By doing that, unless Amazon played ball with Pottermore, Pottermore would just sell Kindle-compatible e-books off their own site, which is essentially what they’re doing. And what it forced Amazon to do is to turn the Potter customers over to Pottermore, so that Pottermore gets to register them and know who they are.
BROOKE GLADSTONE: So what did Amazon give up in this – equation?
MIKE SHATZKIN: The monopoly on the customer information. As a matter of fact, I don’t know what information Amazon gets about the customer. That’s a negotiation between Pottermore and Amazon. But the customer, rather than buying from Amazon, buys from Pottermore. And as a result, Pottermore captures all the data on that customer and the ability to s – to solicit them for other things in the future. It’s a very, very powerful change.
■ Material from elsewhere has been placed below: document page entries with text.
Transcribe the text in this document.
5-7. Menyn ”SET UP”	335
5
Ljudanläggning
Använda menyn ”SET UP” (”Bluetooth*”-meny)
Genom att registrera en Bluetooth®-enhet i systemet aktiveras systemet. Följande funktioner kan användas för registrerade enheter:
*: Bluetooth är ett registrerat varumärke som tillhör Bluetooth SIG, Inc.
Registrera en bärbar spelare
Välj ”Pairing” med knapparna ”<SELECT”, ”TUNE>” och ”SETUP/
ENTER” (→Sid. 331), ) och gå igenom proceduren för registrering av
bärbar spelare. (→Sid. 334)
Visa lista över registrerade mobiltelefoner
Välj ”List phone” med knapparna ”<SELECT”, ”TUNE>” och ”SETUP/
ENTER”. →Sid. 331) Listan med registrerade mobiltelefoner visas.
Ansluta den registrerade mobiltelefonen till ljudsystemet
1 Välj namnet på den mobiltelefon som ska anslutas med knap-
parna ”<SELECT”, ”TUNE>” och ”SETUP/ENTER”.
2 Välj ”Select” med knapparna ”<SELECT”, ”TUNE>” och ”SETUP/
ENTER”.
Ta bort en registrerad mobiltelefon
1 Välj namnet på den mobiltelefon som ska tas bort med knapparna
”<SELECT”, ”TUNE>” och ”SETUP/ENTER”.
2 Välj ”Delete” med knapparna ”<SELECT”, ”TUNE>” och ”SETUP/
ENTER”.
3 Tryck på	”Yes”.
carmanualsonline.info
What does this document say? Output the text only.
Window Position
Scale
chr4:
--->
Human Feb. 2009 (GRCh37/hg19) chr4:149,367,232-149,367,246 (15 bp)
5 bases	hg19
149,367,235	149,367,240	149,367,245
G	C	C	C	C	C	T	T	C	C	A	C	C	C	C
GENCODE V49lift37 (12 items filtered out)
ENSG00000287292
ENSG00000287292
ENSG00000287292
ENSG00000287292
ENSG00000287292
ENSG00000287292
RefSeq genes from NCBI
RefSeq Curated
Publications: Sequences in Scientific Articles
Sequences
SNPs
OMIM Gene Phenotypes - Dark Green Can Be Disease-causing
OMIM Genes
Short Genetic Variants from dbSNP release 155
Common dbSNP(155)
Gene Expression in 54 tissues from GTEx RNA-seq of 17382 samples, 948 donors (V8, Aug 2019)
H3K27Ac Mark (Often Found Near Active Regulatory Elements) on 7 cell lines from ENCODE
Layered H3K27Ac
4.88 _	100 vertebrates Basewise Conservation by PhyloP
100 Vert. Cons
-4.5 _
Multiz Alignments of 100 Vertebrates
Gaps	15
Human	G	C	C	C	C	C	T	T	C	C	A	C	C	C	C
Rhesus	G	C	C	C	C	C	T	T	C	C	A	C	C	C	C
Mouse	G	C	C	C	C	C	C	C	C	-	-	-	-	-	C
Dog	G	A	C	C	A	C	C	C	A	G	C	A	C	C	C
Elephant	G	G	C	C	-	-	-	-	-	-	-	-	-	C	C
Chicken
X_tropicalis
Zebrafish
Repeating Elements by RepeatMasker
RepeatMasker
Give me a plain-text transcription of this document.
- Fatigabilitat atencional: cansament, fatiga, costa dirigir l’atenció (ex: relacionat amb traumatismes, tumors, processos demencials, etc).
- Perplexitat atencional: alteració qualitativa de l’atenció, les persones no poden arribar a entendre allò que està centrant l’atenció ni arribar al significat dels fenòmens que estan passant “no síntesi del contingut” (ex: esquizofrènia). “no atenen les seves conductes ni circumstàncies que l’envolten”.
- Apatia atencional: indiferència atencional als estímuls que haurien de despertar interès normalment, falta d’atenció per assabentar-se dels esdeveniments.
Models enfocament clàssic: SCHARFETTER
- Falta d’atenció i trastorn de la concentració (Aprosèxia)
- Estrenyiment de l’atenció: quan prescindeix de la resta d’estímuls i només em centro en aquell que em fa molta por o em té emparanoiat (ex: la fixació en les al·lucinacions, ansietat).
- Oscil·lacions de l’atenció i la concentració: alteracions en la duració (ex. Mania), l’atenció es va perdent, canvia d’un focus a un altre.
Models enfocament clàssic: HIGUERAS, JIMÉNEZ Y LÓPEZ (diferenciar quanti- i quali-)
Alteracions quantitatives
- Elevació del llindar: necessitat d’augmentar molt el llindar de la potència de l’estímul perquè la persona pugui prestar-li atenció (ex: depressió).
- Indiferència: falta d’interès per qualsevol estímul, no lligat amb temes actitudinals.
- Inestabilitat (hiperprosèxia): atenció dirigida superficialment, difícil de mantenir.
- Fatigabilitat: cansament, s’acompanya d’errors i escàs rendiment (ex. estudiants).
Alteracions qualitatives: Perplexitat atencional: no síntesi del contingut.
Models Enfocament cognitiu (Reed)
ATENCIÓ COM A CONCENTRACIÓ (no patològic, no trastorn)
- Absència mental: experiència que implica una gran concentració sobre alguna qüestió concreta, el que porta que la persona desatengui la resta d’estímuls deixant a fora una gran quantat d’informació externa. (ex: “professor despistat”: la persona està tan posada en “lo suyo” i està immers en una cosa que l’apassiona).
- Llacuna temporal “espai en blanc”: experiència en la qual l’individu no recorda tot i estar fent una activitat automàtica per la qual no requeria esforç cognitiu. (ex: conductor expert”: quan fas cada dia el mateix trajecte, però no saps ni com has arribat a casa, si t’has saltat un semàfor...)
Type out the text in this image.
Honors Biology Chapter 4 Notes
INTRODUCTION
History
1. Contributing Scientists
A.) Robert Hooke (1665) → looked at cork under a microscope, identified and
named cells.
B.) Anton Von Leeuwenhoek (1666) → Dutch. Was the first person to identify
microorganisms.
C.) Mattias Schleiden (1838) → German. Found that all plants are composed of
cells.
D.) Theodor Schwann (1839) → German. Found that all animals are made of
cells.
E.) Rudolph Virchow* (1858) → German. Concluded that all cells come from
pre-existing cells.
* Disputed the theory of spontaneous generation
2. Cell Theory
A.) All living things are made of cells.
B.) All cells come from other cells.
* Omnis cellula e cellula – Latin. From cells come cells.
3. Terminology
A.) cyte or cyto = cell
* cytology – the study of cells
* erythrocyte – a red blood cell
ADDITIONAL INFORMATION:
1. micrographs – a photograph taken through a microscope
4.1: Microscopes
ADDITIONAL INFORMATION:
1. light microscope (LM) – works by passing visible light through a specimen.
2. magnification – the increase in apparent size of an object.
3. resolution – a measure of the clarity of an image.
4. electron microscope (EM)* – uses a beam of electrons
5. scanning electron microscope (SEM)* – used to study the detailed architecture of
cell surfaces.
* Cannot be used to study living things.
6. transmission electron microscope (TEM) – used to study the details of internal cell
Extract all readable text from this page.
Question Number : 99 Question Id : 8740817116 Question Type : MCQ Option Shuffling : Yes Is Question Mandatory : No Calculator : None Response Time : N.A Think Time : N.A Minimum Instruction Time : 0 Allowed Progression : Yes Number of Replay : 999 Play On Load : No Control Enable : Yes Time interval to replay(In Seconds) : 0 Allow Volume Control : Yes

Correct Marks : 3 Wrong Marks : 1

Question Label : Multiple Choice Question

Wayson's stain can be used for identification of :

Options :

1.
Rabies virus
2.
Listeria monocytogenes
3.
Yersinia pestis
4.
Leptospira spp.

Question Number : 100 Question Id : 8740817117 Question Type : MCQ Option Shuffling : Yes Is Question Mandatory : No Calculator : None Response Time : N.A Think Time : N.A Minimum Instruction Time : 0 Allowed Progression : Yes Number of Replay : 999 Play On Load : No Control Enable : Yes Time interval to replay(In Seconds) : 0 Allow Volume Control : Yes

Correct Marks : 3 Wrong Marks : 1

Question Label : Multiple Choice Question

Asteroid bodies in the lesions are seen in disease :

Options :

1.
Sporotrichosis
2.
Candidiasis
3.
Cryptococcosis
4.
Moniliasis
BROOKE GLADSTONE: So there’s the valuable commodity of customer information and also doesn’t J.K. Rowling get to set the price?
MIKE SHATZKIN: Yes.
BROOKE GLADSTONE: Okay, so why don’t other publishers go this route?
MIKE SHATZKIN: If a medium size publisher said, we’re gonna do what Pottermore’s done, I think Amazon would just take their books off the site, rather than collaborate with them. But Amazon couldn’t be put in a position where a Harry Potter book was out and you couldn’t find it on their website. They just couldn’t do that without hurting themselves more than they hurt anybody else. So they’re not doing that.
If the big publishers went to a Pottermore solution, I think we’d see a very, very interesting battle in the industry.
BROOKE GLADSTONE: Mike Shatzkin, head of The Idea Logical Company.